Dans la Marine un jour...

... dans la Marine toujours, selon l'adage.

Bon, je n'ai pas grand'chose à raconter en ce moment, alors je dépoussière de vieilles histoires, que mon récent séjour breton a remontées à la surface.
Alors je me souviens, oui, je me souviens...

Un jour, il y a fort fort longtemps, j'ai fichu les pieds dans un CIO. Involontairement, c'est grâce à eux que ma vie a changé.
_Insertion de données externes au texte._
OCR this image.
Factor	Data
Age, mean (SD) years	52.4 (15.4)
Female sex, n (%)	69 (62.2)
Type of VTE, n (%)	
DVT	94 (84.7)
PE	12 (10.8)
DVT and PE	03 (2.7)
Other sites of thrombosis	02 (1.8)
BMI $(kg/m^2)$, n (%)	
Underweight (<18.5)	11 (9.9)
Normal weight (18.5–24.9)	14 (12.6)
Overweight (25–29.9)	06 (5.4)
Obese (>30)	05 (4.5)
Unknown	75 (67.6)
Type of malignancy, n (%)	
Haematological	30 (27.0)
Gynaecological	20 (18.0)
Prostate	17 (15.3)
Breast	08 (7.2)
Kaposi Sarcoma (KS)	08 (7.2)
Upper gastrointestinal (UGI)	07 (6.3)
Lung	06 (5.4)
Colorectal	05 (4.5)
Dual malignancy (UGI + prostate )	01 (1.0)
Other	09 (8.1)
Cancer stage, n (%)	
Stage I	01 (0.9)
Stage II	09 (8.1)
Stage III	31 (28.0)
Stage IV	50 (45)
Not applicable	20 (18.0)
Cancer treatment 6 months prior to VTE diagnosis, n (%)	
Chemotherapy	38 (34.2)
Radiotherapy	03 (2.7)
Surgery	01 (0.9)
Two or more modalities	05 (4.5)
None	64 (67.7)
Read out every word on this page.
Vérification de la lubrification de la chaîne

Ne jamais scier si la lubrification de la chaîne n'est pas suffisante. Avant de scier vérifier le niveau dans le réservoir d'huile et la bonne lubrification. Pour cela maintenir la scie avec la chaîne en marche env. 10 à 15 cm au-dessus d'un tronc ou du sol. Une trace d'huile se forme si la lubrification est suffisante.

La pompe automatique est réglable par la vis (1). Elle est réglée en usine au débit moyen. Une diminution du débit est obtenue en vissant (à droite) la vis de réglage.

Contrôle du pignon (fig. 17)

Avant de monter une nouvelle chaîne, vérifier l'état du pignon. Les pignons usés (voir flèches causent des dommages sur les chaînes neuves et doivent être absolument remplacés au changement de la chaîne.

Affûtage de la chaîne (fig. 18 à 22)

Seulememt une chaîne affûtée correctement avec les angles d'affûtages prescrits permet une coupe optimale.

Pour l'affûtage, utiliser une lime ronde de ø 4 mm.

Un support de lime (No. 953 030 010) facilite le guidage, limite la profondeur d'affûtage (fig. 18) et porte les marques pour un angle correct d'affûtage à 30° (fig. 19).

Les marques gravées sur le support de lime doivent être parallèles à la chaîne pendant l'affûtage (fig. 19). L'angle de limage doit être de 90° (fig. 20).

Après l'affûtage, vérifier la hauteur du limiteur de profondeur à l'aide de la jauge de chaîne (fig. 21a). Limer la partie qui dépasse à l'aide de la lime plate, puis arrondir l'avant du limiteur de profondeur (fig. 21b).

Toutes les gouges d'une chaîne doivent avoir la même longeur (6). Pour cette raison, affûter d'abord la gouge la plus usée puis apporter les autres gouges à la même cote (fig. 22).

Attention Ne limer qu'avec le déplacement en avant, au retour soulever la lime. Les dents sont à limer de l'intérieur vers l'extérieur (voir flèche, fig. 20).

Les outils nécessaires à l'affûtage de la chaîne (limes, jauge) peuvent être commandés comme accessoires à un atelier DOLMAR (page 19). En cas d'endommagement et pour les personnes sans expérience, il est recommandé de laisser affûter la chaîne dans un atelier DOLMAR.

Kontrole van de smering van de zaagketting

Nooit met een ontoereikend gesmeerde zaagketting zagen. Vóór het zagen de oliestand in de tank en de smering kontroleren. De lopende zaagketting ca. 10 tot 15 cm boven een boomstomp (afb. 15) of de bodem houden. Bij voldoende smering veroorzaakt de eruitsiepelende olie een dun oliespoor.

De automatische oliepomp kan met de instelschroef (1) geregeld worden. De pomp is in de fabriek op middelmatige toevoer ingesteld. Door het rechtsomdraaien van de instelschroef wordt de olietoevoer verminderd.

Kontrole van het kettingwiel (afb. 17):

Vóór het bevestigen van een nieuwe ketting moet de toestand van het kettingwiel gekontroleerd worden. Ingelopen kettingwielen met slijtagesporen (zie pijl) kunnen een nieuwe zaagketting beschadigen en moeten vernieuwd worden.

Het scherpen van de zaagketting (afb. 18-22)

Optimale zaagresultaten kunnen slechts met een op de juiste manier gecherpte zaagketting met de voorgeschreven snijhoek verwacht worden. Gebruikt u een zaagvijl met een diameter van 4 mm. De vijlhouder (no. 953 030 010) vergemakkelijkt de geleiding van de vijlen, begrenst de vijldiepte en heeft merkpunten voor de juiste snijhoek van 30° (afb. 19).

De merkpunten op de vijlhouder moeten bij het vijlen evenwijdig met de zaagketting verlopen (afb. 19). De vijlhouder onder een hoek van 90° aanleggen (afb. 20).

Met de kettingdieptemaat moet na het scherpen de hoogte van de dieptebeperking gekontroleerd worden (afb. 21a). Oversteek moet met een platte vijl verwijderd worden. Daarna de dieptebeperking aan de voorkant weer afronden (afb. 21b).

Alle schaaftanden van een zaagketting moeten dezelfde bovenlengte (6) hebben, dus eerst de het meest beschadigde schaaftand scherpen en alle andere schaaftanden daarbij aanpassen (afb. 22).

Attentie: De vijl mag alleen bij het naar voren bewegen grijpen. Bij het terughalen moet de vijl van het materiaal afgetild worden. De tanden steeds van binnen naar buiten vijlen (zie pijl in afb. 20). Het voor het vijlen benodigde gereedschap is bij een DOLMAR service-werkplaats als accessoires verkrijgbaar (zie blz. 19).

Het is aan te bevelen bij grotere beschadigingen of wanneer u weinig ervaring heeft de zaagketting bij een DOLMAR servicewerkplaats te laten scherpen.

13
Trèèèèès involontairement.

Un CIO (ndr : Centre d'Information et d'Orientation), c'est un bureau poussiéreux où s'entassent des revues périmées expliquant par A+B que le métier d'agent de police est passionnant, bien que réservé à des individus de plus de 170 cm (ET là, moi je crie au racisme ! Même si, en même temps, je m'en fous un peu...). On y est accueilli par des gens très très gentils, souvent un peu vieux vieux, mais bon, on se dit que eux, au moins, c'est pas comme les parents, ils ont de l'EXPERIENCE. Et en plus, certains sont à moitié psy, alors...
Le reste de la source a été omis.